The heart harbors a heterogeneous group of macrophages that can participate in both pro-inflammatory and pro-reparative processes. The distinction between tissue-residing cardiac macrophages and circulating monocyte-derived macrophages has become a fertile area for study in recent years. CCR2+ resident macrophages play roles in neutrophils recruitment and pro-inflammation and are associated with adverse heart remodeling and impaired LV systolic function. In contrast, CCR2− resident macrophages participate in the cardiac wound phagocytotic debridement and pro-reparative processes and are associated with improved heart outcomes. These findings highlight that macrophages, whether circulating or permanently residing, originate from diverse lineages, and as a result, have different functions.

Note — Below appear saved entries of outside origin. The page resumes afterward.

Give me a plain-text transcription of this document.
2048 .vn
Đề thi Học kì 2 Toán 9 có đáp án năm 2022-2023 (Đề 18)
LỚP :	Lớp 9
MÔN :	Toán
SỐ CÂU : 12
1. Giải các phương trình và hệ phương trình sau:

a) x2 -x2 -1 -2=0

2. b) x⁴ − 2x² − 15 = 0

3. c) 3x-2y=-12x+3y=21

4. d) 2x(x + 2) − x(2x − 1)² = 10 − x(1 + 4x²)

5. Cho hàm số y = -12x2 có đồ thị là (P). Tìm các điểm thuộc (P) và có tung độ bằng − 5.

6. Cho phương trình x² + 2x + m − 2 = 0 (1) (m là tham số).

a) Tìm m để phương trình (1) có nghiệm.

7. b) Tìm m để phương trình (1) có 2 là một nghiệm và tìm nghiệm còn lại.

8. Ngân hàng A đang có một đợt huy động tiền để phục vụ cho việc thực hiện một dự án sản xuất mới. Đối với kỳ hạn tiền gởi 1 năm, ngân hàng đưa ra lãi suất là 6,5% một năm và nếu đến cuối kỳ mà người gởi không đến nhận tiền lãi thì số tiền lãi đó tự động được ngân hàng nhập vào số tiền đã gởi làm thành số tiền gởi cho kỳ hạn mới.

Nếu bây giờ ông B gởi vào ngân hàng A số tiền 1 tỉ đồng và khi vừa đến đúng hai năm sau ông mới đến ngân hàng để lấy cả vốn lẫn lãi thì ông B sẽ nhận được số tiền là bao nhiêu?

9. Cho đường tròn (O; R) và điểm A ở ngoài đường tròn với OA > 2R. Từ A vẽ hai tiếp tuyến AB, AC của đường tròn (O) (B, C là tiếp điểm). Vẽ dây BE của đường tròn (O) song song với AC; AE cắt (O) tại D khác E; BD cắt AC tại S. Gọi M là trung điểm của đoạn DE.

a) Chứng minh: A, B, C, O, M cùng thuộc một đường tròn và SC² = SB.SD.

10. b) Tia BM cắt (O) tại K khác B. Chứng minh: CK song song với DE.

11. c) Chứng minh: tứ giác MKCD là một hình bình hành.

Together, these study findings suggest that interventions that target CCR2+ macrophages with subsequent improvement of CCR2− resident macrophage function may represent a novel therapeutic approach to suppressing inflammation and decreasing adverse LV remodeling in post-MI patients, thus improving their long-term heart function. Future studies are needed to determine the beneficial and adverse physiologic and pathophysiologic effects of resident macrophages in human cardiac tissue and their potential clinical use in controlling infarct size and reversing adverse cardiac remodeling to improve mortality in post-MI patients.
Conflicts of Interest
Editor note: Xinliang Ma is an associate editor of Cardiology Discovery. Yajing Wang is a member of the editorial board of Cardiology Discovery. The article was subject to the journal's standard procedures, with peer review handled independently of these editors and their research groups.